Betroffen ist jeder Bereich des Alltags: Minen finden sich auf Strassen und Feldern, explodierende Blindgänger setzen Pipelines in Brand, Elektrizitätswerke waren Angriffsziele, und Blindgänger - darunter auch britische und US-amerikanische Uranmantelgeschosse - oder Munition ehemaliger Depots liegen mitten in Dörfern herum. Zum Teil hängen die Bomblets noch in den Kronen von Bäumen und Palmen. In der Grossstadt Basra kam es innerhalb von zwei Monaten zu 160 Unfällen wegen Minen und Blindgängern. Die irakische Unfallstatistik zeigt, dass Landarbeiter sowie Knaben und junge Männer auf dem Schulweg am meisten gefährdet sind. Dabei sind die eigentlichen Minen das deutlich kleinere Problem als die nicht explodierte Munition.
Fortschritte macht die Säuberung betroffener Gebiete vor allem im kurdischen Norden und zum kleineren Teil im Süden des Landes. Im ganzen Zentralirak hingegen konnte noch gar nichts geräumt werden.
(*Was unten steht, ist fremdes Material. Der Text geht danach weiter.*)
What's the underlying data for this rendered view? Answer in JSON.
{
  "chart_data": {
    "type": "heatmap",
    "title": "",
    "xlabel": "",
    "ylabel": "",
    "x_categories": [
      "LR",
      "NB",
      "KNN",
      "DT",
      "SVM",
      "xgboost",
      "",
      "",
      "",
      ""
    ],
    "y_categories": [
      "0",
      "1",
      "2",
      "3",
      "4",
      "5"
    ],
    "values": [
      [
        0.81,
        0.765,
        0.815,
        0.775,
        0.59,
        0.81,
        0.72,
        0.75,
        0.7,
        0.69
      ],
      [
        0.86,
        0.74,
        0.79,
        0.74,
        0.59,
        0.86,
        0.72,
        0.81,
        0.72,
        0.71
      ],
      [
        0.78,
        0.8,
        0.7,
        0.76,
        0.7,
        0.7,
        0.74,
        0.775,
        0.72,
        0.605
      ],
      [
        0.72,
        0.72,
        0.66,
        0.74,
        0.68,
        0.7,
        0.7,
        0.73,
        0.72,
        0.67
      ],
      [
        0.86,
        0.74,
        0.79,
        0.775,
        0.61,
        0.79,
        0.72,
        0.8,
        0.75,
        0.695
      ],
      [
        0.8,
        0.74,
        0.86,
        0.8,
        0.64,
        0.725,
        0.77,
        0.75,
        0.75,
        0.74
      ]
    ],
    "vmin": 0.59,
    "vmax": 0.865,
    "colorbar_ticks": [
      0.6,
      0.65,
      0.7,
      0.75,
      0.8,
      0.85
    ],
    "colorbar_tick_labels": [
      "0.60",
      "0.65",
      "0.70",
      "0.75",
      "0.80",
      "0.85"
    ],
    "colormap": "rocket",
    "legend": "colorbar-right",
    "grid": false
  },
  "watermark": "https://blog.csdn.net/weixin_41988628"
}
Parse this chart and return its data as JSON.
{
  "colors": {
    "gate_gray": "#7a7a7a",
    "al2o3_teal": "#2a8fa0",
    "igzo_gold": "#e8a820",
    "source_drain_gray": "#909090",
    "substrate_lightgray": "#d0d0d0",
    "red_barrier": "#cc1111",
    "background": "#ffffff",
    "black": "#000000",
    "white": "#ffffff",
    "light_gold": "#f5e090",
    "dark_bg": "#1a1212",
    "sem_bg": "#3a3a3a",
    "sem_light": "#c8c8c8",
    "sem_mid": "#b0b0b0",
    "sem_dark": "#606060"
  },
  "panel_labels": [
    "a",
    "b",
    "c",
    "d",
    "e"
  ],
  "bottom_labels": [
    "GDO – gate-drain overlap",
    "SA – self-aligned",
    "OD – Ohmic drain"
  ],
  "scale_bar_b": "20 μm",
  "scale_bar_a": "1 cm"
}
Sabers Behörde und die MinenräumerInnen kämpfen mit fehlenden Kapazitäten und Geldern, mit der Sicherheitslage und mit der schieren Grösse des Problems. Nur schon die Kommunikation zwischen den meist in der «Grünen Zone» in Bagdad ansässigen internationalen Minenräumorganisationen und der irakischen Antiminenbehörde ist ein Risiko: Ein Besuch der einen bei den anderen bringt beide in Gefahr.
Indirekt gefährden die gewaltigen Mengen frei herumliegender Munition auch die US-amerikanischen Besatzungstruppen. Denn ein Grossteil der Anschläge wird mit selbst gebastelten Autobomben und Sprengsätzen ausgeführt. Der Sprengstoff dafür stammt aus Blindgängern und ehemaligen Munitionslagern. Geschosse werden zerlegt, und der explosive Inhalt an Aufständische verkauft. Die Mahdi-Armee von Muktada as-Sadr, die Gruppen um Abu Musab as-Sarkaui, alte Baathisten sowie Stammesmilizen - alle haben sich in verlassenen, zerstörten und unbewachten Munitionsdepots bedient.